Thursday, May 12, 2016 8:53 AM EDT
The Japanese Yen showed a tepid reaction when the country released March’s trade balance figures. Heading into the data announcement, the Yen was recovering against its US counterpart in a risk-off environment, following Wall Street lower. Shortly after the data crossed the wires, the USD/JPY resumed falling, reaching its lowest level since Thursday’s trading session began.
The country’s trade balance rose to ¥927.2 billion in March, higher than the ¥906.0b estimates and the¥425.2b reading in February. The surplus was the highest since October 2010. The trade figures combine net exports minus imports which means Japan is selling more goods abroad than it is consuming.

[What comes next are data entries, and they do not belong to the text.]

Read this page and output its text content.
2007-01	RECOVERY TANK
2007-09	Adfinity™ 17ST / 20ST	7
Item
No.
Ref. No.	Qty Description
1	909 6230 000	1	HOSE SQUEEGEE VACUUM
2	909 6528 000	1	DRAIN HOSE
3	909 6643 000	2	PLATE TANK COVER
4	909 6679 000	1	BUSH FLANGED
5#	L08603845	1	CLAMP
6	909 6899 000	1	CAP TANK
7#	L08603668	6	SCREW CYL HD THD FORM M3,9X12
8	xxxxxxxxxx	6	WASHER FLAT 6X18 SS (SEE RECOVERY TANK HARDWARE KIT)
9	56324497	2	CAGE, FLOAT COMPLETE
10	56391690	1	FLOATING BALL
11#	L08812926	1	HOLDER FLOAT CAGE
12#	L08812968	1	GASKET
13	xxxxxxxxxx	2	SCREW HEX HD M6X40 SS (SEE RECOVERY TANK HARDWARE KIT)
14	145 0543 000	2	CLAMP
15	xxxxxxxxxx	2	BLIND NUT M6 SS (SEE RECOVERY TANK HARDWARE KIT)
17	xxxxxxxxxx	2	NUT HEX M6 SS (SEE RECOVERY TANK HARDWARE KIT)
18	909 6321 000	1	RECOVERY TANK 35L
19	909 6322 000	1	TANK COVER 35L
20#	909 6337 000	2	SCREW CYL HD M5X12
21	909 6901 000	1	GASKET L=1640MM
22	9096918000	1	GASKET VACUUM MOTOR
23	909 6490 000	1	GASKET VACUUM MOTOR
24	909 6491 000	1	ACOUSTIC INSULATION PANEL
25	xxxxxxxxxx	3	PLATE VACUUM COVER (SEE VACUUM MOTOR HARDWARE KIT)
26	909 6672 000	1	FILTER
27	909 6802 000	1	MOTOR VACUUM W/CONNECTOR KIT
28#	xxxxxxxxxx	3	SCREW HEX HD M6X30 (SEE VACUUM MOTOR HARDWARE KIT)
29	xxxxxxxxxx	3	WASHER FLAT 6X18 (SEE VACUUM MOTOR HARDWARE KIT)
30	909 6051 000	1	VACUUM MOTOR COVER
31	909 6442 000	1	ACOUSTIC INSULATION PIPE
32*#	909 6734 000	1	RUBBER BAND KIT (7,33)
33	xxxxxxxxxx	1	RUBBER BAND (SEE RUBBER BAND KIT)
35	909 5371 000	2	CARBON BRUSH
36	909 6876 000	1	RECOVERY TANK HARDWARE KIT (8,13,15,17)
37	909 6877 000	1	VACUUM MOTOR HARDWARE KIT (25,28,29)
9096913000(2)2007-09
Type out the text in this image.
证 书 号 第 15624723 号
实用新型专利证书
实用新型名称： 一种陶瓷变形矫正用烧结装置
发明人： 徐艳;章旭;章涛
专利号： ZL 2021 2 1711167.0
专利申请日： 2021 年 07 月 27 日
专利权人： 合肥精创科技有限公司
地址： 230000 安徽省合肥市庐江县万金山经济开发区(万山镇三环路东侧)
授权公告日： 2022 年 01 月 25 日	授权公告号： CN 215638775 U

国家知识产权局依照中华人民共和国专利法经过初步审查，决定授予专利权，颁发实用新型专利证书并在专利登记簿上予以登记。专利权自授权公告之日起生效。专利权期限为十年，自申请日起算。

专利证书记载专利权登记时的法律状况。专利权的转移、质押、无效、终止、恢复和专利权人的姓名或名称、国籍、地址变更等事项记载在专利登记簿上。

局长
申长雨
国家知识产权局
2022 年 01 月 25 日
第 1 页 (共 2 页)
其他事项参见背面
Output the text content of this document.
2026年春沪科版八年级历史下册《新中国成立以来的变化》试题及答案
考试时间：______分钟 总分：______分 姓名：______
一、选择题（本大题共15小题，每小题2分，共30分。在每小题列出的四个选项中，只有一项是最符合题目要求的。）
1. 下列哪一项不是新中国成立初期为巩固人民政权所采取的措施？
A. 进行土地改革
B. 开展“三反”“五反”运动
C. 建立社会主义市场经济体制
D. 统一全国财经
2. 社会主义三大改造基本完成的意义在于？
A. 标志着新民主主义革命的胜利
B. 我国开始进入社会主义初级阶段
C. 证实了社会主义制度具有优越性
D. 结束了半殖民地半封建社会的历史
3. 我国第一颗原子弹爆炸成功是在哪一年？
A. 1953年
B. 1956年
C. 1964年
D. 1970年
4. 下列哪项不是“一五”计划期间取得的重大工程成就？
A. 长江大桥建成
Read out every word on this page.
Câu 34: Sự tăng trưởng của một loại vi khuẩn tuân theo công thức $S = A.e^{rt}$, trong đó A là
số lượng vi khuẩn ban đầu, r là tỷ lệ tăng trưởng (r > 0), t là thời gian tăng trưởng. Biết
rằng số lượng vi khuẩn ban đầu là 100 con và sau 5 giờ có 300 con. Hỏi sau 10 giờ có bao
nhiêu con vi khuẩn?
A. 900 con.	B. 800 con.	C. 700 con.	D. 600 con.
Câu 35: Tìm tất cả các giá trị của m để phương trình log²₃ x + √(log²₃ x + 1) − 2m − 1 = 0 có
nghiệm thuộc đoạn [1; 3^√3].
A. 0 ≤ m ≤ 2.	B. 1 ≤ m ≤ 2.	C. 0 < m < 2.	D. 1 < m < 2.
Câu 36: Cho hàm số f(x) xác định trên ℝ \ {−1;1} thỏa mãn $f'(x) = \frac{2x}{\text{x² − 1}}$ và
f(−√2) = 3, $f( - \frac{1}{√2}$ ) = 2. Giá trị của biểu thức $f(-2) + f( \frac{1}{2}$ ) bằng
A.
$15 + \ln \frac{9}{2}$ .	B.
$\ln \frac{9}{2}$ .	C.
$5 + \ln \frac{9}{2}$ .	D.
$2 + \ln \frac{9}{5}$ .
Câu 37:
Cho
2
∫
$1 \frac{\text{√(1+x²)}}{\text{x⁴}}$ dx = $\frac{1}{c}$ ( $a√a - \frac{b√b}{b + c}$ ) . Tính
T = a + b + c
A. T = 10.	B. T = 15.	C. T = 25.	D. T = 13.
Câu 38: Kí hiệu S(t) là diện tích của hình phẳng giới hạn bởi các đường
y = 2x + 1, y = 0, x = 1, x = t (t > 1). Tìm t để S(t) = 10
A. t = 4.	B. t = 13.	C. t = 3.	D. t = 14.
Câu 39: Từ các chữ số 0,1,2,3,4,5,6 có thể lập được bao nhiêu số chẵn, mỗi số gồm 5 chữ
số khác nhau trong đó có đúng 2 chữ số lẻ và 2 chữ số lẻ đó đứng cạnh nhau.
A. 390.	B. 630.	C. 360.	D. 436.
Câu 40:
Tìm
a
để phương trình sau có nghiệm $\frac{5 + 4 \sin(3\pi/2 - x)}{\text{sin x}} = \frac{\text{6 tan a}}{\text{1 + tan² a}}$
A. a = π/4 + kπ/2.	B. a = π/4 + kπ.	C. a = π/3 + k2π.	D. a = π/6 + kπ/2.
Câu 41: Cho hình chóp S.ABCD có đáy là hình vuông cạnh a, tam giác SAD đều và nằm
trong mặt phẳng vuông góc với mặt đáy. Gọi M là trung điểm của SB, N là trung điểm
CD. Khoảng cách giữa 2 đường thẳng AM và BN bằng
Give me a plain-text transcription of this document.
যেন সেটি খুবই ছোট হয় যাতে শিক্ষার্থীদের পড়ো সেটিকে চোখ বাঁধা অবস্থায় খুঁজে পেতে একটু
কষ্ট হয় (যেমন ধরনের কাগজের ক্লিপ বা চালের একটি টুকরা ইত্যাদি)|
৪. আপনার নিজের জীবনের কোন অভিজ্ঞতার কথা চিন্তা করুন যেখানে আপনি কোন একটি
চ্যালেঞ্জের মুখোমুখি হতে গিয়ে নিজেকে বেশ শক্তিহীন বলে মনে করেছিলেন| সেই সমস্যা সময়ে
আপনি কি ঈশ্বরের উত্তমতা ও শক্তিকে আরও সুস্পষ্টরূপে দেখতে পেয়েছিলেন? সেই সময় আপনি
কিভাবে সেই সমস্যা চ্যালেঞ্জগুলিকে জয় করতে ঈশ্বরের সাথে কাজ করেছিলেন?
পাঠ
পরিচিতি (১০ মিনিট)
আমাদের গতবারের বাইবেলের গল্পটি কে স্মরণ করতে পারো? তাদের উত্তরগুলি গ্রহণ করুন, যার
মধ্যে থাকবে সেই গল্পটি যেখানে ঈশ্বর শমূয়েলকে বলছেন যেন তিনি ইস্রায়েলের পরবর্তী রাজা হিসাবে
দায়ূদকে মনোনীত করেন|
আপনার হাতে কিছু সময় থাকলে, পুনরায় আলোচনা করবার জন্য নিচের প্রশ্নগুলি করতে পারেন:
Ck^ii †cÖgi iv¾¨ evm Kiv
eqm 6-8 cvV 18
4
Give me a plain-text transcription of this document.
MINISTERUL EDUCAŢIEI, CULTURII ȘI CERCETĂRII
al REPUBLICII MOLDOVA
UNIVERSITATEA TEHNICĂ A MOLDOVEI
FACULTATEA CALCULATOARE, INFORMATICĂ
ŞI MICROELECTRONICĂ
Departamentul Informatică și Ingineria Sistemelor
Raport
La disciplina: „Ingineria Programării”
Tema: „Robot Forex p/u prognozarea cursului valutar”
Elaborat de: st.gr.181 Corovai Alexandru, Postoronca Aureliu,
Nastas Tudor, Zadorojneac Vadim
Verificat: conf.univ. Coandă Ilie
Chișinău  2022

This is good news for a country that relies more on exporting.
Perhaps a lackluster response from the Japanese Yen can be attributed to the data’s limited implications for the Bank of Japan. The central bank’s main concern is the threat of deflation. In its most recent interest rate decision, the BOJ gave no imminent signals for rate cuts or an expansion to its monthly bond purchases, disappointing the markets.
After pausing to digest the information, the anti-risk Yen appeared to resume prior trading dynamics, pushing upward as the Nikkei 225 stock index and S&P 500 futures declined. However, the DailyFX Speculative Sentiment Index (SSI) is showing a reading of 1.85 following the announcement, implying that the broader USD/JPY bias continues to favor weakness.